Il primo è che, secondo il “cecchino” di Palazzo Chigi, l’Italia delle riforme renziane dovrebbe ottenere un più caloroso e generoso riconoscimento da parte di Bruxelles, e quindi essere ricompensata da una maggiore solidarietà e comprensione. Così, per esempio, per gli investimenti varati per salvare l’Ilva (il colosso malato dell’accieria italiana) e che secondo la Commissione puzzano invece di inaccettabili aiuti pubblici, banditi dalle regole comunitarie; oppure, sulla questione dei versamenti europei promessi alla Turchia per i rifugiati, progetto bloccato da Roma, che chiede di non calcolare la sua quota di 300 milioni nel bilancio dello Stato che rischia di sfondare il rapporto debito-PIL; o ancora, e sempre sul fronte migranti, l’Italia deve constatare il congelamento del progetto europeo per la distribuzione di quote nei vari paesi dell’Unione, mentre il governo Renzi subisce quotidianamente i rimproveri per non aver ancora organizzato i cosiddetti hot-spot per la registrazione dei migranti nel paese di prima accoglienza.

Insomma, dal “cu-cu” di Berlusconi alla Merkel – la “culona”, la chiamò in una telefonata intercettata – alle esternazioni critiche e un po’ frenetiche del segretario PD, nonché leader del principale partito socialdemocratico europeo. Sempre nel nome dell’ “Italia che è tornata e che non accetta più di essere teleguidata dall’esterno”, di un’Europa che non può più sopportare l’egemonia tedesca, di una comunità che dovrebbe essere “obamiana” (più investimenti pubblici) e meno merkeliana.

Non che Renzi abbia torto su tutta la linea, o che sia improvvisamente passato dalla parte degli anti-europisti. Ma il suo stile non è certo il più apprezzato nel gremio europeo, che ricambia con evidente freddezza. Se non con pesanti allusioni. Come quelle del capo gabinetto del commissario europeo Junker – altro novello bersaglio del premier italiano -, che accusa l’ex sindaco di Firenze di “alimentare il gioco dei populisti” che vogliono affossare l’UE. Quindi, un esplicito rimprovero di usare l’Europa per puro calcolo elettoralistico, per rincorrere o stoppare i rivali interni, Grillo e Salvini, che sui mali dell’Unione mietono buona parte del loro consenso politico.

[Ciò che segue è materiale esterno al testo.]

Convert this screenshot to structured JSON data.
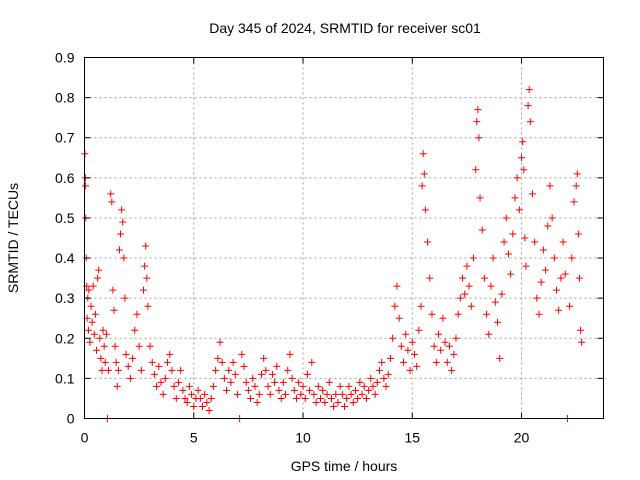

Chi vincerà sul ring che oppone Bruxelles e Roma? E’ probabile che alla fine non vi saranno né vincitori né vinti. Nella debolezza politica di entrambi sta lo spiraglio di un infruttuoso pareggio. Chi ha più bisogno dell’altro, l’Italia o l’Europa? Perché si può’ metaforicamente sparare sulla Croce Rossa, senza però dimenticare di averne comunque bisogno.